The memories were very disturbing; like a porn film running in my mind and, to be honest, for a long time, I thought I was going mad. Surely if it were that bad, then I would have remembered it?  I now know that it’s common for our minds to numb out and shut off disturbing memories after a trauma, but they can resurface many years later, once your mind thinks you are strong enough.

So I decided I needed some help to get rid of the memories. But, I quickly discovered that I couldn’t get rid of them. I had to face them and learn to accept what was done to me to recover and heal from that night.  I learned that the way in was the way out.

It was during therapy that my therapist suggested to me that maybe they weren’t born rapists.  I could not believe what I was hearing and was completely outraged by what he was saying.

But he planted a seed within my mind, and that seed started to grow.

The boys weren’t much older than I was, perhaps 17 or 18 and I wanted to understand what went so wrong for them.  How did they know how to be so violent to another human being?  What had they heard, witnessed, or experienced that changed them so much?

I do believe that we all come into this world the same way–as an innocent baby; like a blank sheet of paper. I don’t think anyone is born a rapist, murderer, or burglar. Rather, that we are conditioned by life, which shapes the path and decisions we make.

A good friend of mine used to be a midwife, and she told me that she has delivered thousands of babies but has never once met an evil one. This idea stayed with me.

And once I truly understood that truth, I felt for the young men.
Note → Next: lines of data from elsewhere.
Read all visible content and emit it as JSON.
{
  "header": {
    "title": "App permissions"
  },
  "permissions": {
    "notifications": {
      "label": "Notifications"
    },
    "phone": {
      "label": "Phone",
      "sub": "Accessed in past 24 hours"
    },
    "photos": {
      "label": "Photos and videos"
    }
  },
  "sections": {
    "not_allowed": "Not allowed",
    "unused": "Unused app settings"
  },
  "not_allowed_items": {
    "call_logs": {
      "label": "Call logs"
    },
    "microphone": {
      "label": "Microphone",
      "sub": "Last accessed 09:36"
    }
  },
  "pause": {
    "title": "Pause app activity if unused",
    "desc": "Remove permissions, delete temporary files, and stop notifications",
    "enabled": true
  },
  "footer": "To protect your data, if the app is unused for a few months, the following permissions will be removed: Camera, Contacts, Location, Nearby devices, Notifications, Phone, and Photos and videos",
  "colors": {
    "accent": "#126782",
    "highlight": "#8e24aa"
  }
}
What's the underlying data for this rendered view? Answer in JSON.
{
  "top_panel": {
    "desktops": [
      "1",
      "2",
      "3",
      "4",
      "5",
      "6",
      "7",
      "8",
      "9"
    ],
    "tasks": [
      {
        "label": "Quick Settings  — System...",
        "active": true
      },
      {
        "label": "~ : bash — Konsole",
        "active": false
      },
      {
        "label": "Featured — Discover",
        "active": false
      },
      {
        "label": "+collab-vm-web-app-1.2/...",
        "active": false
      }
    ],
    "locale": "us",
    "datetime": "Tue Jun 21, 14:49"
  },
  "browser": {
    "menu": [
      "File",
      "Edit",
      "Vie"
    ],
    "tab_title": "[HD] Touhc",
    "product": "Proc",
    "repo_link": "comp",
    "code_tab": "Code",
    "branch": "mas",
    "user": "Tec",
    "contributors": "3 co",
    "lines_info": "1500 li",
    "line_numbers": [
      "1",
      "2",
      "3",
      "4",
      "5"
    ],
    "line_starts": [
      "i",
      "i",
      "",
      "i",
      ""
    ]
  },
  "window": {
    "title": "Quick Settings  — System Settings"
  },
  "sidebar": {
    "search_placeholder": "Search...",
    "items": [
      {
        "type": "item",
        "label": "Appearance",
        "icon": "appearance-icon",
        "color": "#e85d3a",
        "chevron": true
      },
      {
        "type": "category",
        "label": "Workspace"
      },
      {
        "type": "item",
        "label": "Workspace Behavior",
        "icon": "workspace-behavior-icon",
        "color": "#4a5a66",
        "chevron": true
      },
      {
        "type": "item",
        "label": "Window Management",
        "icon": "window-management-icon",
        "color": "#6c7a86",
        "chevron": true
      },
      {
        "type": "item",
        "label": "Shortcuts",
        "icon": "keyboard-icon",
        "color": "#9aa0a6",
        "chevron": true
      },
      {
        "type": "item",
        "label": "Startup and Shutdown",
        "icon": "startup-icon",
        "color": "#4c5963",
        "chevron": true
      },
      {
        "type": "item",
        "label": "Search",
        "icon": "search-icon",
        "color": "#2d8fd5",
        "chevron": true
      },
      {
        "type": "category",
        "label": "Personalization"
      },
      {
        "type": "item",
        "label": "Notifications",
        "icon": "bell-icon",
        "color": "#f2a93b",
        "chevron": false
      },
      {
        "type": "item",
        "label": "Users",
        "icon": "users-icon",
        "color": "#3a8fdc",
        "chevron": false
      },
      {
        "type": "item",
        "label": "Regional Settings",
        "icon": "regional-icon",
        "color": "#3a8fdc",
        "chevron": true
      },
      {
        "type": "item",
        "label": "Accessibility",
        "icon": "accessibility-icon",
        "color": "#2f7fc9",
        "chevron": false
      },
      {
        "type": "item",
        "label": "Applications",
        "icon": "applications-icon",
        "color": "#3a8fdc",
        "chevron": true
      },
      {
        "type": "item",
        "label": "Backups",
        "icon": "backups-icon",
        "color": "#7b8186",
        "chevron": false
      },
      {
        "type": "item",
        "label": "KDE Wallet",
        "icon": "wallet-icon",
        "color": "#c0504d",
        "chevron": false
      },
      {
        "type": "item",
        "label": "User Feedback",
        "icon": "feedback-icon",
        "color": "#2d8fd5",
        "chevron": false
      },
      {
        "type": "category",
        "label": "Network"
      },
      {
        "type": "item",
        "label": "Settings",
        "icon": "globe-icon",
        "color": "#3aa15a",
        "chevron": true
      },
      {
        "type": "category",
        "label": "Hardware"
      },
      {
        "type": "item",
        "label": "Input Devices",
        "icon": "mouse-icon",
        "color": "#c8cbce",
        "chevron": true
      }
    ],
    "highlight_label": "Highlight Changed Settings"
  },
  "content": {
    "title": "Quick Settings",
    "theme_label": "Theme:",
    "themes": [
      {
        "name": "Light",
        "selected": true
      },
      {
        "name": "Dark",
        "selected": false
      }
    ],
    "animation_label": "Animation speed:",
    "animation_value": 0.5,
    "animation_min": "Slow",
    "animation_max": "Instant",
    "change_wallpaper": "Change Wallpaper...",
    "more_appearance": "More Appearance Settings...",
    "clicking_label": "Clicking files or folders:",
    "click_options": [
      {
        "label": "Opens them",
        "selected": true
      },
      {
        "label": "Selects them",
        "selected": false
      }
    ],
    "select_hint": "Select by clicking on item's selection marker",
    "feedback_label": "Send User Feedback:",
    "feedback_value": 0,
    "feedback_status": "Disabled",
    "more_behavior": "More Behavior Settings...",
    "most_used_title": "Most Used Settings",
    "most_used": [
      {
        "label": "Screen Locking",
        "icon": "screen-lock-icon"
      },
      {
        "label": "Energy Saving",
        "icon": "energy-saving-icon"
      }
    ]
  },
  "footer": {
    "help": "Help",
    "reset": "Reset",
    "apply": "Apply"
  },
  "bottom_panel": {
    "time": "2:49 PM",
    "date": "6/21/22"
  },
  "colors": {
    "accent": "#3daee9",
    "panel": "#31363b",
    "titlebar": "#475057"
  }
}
In their dehumanizing of me, I realized that they had dehumanized themselves and were cut off to their own source of aliveness.

And the more I thought about being gang raped, I couldn’t help but take them into my heart, and I started to feel compassion and forgiveness towards them.

I came up with a plan which I called my “best revenge” many years ago. I decided to become a mother and live as good a life as I could. I chose to be happy, but I often wonder what must it be like to live with what you do to another human being.

Forgiveness for me initially was an act of self-love as I had so much blame and shame for what had happened to me.  And then it became an act of understanding towards them.  I chose to let go of all the pain, hate and resentment I felt for years, which has resulted in a much more peaceful and content way to live my life.

After all, they would have no idea if I was consumed by hate, bitterness or revenge. The only person it hurt was me and all those in my life. My healing came when I finally faced all the details of what they did to me on that night and learned to integrate it. I realized that I’m not my body or the things that they have done to me. The real essence of me could never be touched.

And if I am not what was done to me; are they what they did to me?

Madeleine Black is a counselor and lives in Glasgow.  Growing up in London in the late 1970’s she was brutally raped at the age of 13 by two American teenagers.  In 2014, having come to terms with how the trauma had shaped her life, she decided to share her story publically for the first time. Madeleine was featured on The Forgiveness Project in September 2014.